A game-saving Peanut Punch

Marshall came into this game underdogs and had App State on the ropes early in the fourth quarter. They led them 17-7 at the time and had just forced a fourth-and-inches in the Thundering Herd's territory. App State lined up in 13 personnel and made it seem a dive was certainly coming. Then this happened:

For a few seconds, Marshall's chances at an upset looked like they were crumbling away. But safety Brandon Drayton came to the rescue by giving tight end Mike Evans a peanut punch, which saved the game. Drayton, a fifth-year senior, had played over 1,500 snaps for Marshall in his career prior to this, but this is the play of his career. 


The SEC is BACK.

While the conference's two best teams, Alabama and Georgia, have walks in the park (Missouri and Arkansas), there are some great matchups in Week 4. 

The most intriguing will be Mike Leach's Mississippi State debut against the reigning national champions, LSU. Leach's infamous Air Raid attack had his Washington State Cougars passing on 83% of their plays in 2019, over 15 percentage points higher than any other Power 5 school. Meanwhile, Mississippi State sat at 48%, 95th in the FBS. This ought to be a fun change to watch.

LSU, on the other hand, lost nearly every key piece from its historic 2019 squad. They do return the most valuable non-quarterback of the 2019 season in cornerback Derek Stingley Jr., though.

We also get the game of the week coming from the SEC, as the Kentucky Wildcats take on the Auburn Tigers.
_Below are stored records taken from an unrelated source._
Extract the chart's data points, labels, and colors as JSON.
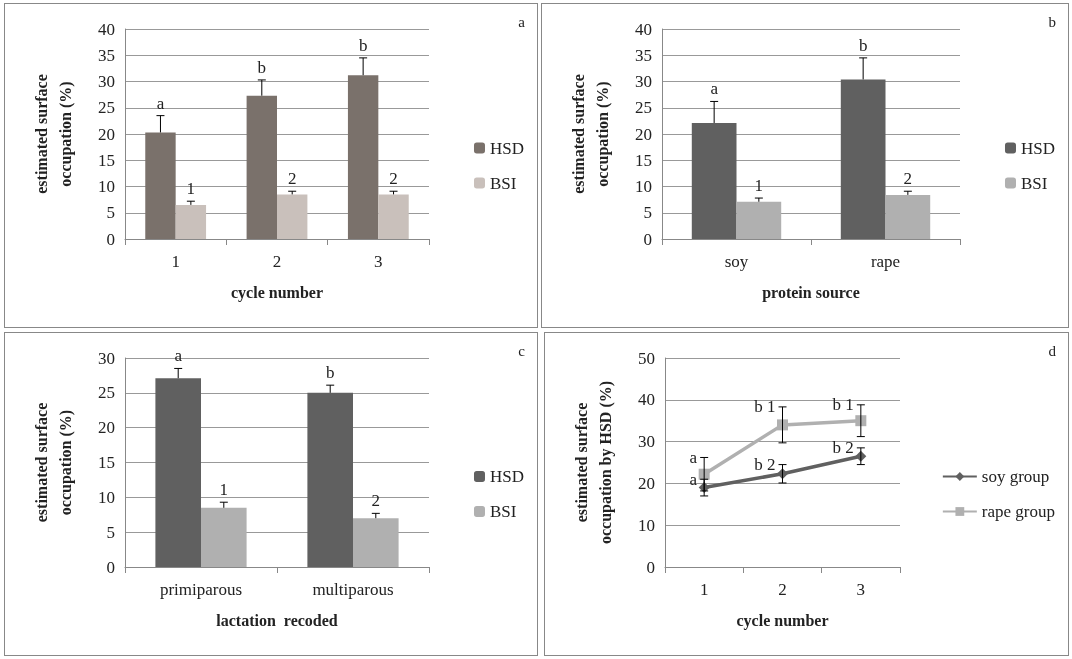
{
  "chart_data": [
    {
      "type": "bar",
      "xlabel": "cycle number",
      "ylabel": "estimated surface occupation (%)",
      "categories": [
        "1",
        "2",
        "3"
      ],
      "series": [
        {
          "name": "HSD",
          "color": "#7a716b",
          "values": [
            20.3,
            27.3,
            31.2
          ],
          "errors": [
            [
              20.3,
              23.5
            ],
            [
              27.3,
              30.3
            ],
            [
              31.2,
              34.5
            ]
          ]
        },
        {
          "name": "BSI",
          "color": "#c9c0bb",
          "values": [
            6.5,
            8.5,
            8.5
          ],
          "errors": [
            [
              6.5,
              7.2
            ],
            [
              8.5,
              9.1
            ],
            [
              8.5,
              9.1
            ]
          ]
        }
      ],
      "ylim": [
        0,
        40
      ],
      "yticks": [
        0,
        5,
        10,
        15,
        20,
        25,
        30,
        35,
        40
      ],
      "grid": "y",
      "legend": "right",
      "annotations": [
        "a",
        {
          "text": "a",
          "x": "1",
          "y": 20.3
        },
        {
          "text": "b",
          "x": "2",
          "y": 27.3
        },
        {
          "text": "b",
          "x": "3",
          "y": 31.2
        },
        {
          "text": "1",
          "x": "1",
          "y": 6.5
        },
        {
          "text": "2",
          "x": "2",
          "y": 8.5
        },
        {
          "text": "2",
          "x": "3",
          "y": 8.5
        }
      ]
    },
    {
      "type": "bar",
      "xlabel": "protein source",
      "ylabel": "estimated surface occupation (%)",
      "categories": [
        "soy",
        "rape"
      ],
      "series": [
        {
          "name": "HSD",
          "color": "#606060",
          "values": [
            22.1,
            30.4
          ],
          "errors": [
            [
              22.1,
              26.2
            ],
            [
              30.4,
              34.5
            ]
          ]
        },
        {
          "name": "BSI",
          "color": "#b0b0b0",
          "values": [
            7.1,
            8.4
          ],
          "errors": [
            [
              7.1,
              7.8
            ],
            [
              8.4,
              9.1
            ]
          ]
        }
      ],
      "ylim": [
        0,
        40
      ],
      "yticks": [
        0,
        5,
        10,
        15,
        20,
        25,
        30,
        35,
        40
      ],
      "grid": "y",
      "legend": "right",
      "annotations": [
        "b",
        {
          "text": "a",
          "x": "soy",
          "y": 22.1
        },
        {
          "text": "b",
          "x": "rape",
          "y": 30.4
        },
        {
          "text": "1",
          "x": "soy",
          "y": 7.1
        },
        {
          "text": "2",
          "x": "rape",
          "y": 8.4
        }
      ]
    },
    {
      "type": "bar",
      "xlabel": "lactation  recoded",
      "ylabel": "estimated surface occupation (%)",
      "categories": [
        "primiparous",
        "multiparous"
      ],
      "series": [
        {
          "name": "HSD",
          "color": "#606060",
          "values": [
            27.1,
            25.0
          ],
          "errors": [
            [
              27.1,
              28.5
            ],
            [
              25.0,
              26.1
            ]
          ]
        },
        {
          "name": "BSI",
          "color": "#b0b0b0",
          "values": [
            8.5,
            7.0
          ],
          "errors": [
            [
              8.5,
              9.3
            ],
            [
              7.0,
              7.7
            ]
          ]
        }
      ],
      "ylim": [
        0,
        30
      ],
      "yticks": [
        0,
        5,
        10,
        15,
        20,
        25,
        30
      ],
      "grid": "y",
      "legend": "right",
      "annotations": [
        "c",
        {
          "text": "a",
          "x": "primiparous",
          "y": 27.1
        },
        {
          "text": "b",
          "x": "multiparous",
          "y": 25.0
        },
        {
          "text": "1",
          "x": "primiparous",
          "y": 8.5
        },
        {
          "text": "2",
          "x": "multiparous",
          "y": 7.0
        }
      ]
    },
    {
      "type": "line",
      "xlabel": "cycle number",
      "ylabel": "estimated surface occupation by HSD (%)",
      "categories": [
        "1",
        "2",
        "3"
      ],
      "series": [
        {
          "name": "soy group",
          "color": "#606060",
          "marker": "diamond",
          "values": [
            19.0,
            22.3,
            26.5
          ],
          "errors": [
            2.0,
            2.2,
            2.0
          ]
        },
        {
          "name": "rape group",
          "color": "#b0b0b0",
          "marker": "square",
          "values": [
            22.2,
            34.0,
            35.0
          ],
          "errors": [
            4.0,
            4.3,
            3.8
          ]
        }
      ],
      "ylim": [
        0,
        50
      ],
      "yticks": [
        0,
        10,
        20,
        30,
        40,
        50
      ],
      "grid": "y",
      "legend": "right",
      "annotations": [
        "d",
        {
          "text": "a",
          "x": "1",
          "y": 22.2
        },
        {
          "text": "a",
          "x": "1",
          "y": 19.0
        },
        {
          "text": "b 1",
          "x": "2",
          "y": 34.0
        },
        {
          "text": "b 2",
          "x": "2",
          "y": 22.3
        },
        {
          "text": "b 1",
          "x": "3",
          "y": 35.0
        },
        {
          "text": "b 2",
          "x": "3",
          "y": 26.5
        }
      ]
    }
  ]
}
True sophomore Bo Nix looks to make a Year 2 jump after struggling in 2019. And while he may have won SEC Freshman of the Year, he didn't play like it. Nix can do some damage on designed runs, but his passing ability is relatively nonexistent. He ranked 105th among 130 FBS quarterbacks in 2019 and wasn't great on schemed plays like RPOs and play action. And it's not going to be very easy for him out of the gate, as he faces a Kentucky defense that came in at ninth in the FBS in our preseason rankings.